2) Decide how much money to invest and the amount of return you require. Define your business by writing a mission statement forty words or less- that outlines what your business does.
3) The Plan- Name your business. This is a very important decision. The name should describe what your business is in some way. If I were to start a pool service company and decided to call by business "ADs", no one would know what it is. This may sound elementary, but many business owners do this. Now if I were to call my pool business, "The Pool Nanny," and then add the slogan "TLC for your pool and spa," people will know right away that I am in the pool business. To make the name a little more memorable an image can be tied next to the name of the business and slogan. This ensemble of image, name and slogan makes it easy to brand a business. If the business is around long enough and advertised well the image can eventually stand alone and people will know its your business. Think of Bob's Big Boy.

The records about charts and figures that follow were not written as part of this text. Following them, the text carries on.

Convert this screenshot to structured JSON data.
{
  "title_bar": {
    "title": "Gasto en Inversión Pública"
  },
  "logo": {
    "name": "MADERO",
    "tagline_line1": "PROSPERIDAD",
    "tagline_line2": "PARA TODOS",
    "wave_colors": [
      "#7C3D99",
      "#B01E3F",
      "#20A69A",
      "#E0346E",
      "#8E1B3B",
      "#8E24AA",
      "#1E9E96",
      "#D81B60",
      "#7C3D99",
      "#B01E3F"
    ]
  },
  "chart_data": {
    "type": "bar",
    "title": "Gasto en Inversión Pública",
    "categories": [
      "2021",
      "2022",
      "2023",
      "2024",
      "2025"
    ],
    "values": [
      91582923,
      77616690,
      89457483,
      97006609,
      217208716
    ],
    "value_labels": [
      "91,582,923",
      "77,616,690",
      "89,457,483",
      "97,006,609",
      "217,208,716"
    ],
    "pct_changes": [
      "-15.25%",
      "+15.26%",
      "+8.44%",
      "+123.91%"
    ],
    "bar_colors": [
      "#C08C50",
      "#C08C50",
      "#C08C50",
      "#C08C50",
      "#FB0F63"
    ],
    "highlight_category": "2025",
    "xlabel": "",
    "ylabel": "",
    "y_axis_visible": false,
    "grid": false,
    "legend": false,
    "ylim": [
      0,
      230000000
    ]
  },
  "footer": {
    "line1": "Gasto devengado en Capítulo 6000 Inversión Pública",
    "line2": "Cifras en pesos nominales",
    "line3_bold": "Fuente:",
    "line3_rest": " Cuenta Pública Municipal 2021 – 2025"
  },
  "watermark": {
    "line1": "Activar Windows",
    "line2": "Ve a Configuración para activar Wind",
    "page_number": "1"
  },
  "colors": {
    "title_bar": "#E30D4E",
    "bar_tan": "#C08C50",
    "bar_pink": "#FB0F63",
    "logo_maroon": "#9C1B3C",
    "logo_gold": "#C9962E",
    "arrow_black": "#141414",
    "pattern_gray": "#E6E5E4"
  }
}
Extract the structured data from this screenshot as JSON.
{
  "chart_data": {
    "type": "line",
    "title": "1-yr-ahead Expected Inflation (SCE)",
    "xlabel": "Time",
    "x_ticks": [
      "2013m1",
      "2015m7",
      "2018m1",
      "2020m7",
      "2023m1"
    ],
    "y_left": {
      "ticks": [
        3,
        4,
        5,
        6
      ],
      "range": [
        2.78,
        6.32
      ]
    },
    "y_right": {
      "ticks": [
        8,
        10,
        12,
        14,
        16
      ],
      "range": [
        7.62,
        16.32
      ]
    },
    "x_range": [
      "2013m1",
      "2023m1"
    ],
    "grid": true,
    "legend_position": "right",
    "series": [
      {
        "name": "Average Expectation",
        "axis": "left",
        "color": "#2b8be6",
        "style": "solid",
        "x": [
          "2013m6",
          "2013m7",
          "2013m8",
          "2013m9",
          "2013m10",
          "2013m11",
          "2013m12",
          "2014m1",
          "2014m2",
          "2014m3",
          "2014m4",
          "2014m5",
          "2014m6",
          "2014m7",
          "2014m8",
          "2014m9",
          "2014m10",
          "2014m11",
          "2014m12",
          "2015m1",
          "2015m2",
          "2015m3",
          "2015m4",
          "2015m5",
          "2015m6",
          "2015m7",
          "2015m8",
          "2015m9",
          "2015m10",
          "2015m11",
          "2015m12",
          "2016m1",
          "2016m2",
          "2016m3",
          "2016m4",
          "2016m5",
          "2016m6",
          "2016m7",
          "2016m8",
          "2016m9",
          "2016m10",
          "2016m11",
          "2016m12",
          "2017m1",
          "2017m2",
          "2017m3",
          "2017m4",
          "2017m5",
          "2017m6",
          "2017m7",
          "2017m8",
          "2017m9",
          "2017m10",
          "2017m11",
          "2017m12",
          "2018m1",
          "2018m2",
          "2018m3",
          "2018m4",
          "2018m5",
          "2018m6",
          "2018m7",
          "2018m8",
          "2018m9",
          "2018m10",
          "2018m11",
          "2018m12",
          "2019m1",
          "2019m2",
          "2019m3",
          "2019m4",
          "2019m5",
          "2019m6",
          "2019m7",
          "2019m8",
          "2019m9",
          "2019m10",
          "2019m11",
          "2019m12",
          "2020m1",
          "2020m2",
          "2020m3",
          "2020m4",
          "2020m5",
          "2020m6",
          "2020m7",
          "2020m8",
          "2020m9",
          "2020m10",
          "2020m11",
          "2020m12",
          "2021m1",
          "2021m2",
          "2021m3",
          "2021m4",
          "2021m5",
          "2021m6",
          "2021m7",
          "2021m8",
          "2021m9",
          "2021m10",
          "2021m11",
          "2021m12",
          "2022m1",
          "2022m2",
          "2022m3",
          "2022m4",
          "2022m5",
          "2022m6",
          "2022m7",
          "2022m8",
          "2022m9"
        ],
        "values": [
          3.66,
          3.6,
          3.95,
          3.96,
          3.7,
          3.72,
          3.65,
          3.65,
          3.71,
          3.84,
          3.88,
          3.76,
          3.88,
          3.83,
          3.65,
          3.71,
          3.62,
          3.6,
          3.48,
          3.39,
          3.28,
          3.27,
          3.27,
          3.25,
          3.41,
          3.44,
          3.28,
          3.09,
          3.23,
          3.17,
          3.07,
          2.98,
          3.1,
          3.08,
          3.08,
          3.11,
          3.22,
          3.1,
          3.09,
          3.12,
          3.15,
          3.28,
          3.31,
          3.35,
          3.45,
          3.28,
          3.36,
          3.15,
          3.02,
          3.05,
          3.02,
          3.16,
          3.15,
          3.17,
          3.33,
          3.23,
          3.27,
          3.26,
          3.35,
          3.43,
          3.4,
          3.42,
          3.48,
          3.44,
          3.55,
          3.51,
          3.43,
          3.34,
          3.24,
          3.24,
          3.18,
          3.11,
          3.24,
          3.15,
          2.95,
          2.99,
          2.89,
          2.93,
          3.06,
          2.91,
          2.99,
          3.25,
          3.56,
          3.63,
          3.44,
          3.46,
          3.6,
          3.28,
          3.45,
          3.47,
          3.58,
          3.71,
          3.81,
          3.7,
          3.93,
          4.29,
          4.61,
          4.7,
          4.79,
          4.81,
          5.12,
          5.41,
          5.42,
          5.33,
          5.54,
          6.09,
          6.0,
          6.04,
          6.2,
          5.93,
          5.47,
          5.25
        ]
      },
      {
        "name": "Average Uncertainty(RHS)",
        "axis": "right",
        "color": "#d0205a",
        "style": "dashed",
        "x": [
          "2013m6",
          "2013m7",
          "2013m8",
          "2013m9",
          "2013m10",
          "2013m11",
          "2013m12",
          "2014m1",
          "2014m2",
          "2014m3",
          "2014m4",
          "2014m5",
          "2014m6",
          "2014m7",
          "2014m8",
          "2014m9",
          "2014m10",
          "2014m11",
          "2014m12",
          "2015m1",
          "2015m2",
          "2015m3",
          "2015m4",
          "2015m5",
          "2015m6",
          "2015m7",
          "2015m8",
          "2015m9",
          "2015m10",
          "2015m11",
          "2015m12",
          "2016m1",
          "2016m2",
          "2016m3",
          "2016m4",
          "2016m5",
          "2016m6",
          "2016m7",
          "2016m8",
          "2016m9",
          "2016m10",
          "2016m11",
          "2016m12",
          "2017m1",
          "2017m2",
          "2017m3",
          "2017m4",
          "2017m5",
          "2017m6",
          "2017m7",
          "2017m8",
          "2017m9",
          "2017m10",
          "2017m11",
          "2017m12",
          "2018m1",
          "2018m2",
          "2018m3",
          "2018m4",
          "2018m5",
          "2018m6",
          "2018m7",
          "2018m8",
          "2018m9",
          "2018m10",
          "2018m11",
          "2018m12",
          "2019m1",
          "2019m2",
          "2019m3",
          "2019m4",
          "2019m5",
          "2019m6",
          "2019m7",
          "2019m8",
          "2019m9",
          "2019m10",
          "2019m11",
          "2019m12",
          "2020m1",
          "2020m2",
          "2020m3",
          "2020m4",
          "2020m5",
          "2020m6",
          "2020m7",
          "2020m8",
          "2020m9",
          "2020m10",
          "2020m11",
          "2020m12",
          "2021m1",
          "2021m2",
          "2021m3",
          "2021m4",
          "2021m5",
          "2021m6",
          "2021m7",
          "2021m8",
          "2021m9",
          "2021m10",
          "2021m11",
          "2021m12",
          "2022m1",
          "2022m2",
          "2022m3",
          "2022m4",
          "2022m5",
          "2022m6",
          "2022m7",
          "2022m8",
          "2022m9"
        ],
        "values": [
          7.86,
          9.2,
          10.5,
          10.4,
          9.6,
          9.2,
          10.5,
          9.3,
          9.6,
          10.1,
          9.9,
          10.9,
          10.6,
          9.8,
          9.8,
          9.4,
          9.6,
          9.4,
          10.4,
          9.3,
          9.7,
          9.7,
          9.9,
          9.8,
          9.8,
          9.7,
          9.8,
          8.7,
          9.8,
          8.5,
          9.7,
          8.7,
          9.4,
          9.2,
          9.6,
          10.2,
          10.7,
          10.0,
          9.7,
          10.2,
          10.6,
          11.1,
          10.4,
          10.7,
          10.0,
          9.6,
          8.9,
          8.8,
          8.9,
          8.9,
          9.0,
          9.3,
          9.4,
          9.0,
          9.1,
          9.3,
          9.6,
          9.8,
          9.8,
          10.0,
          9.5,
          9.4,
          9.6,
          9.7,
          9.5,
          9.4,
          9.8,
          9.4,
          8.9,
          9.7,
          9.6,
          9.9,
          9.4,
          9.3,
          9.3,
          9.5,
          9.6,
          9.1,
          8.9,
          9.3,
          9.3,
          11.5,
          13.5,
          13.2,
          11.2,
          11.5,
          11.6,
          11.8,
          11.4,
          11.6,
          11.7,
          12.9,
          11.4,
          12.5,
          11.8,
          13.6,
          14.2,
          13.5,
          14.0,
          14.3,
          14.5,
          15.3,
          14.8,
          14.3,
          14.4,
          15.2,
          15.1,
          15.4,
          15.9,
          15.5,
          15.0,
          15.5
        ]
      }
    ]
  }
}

4) List your marketing plans. It is an important part of your business. This is how you will conquer some of your competition, grow your business and brand your name. Will you advertise on television, Youtube, Websites or snail mail? The writing out the plan and why it is to be executed a particular way is an important way of determining what is right for you. Are other businesses in your field marketing the same way that you are? Should you follow suit with them, or go out on a limb?
5) Determine the numbers. - You should fully understand how to project forecast, estimate, calculate, all included in your financial statements. If assistance is needed, you should contact a competent accounting firm to assist you with this portion of the business plan. For at least the first two years of business it is recommended that you present your profit and loss statement on a monthly basis, along with balance sheets and cash flow statements on a quarterly basis.
Allowing businesses to have exclusive use of certain names helps consumers to identify and recognize goods in the marketplace. When one has a trademark, they may be legally entitled to exclude others from using the same mark. If someone were to use infringe your trademark by using it in a way that is likely to confuse your customers, or somehow dilute your trademark, you can take them to court and force them to stop using it.
Besides choosing a trademark, you will need a domain name that is legally safe. Generally speaking, your domain name will function as a trademark if you use your business online. If your domain is taken, you have to decide whether or not to approach the domain owner, or if you wish to change your name.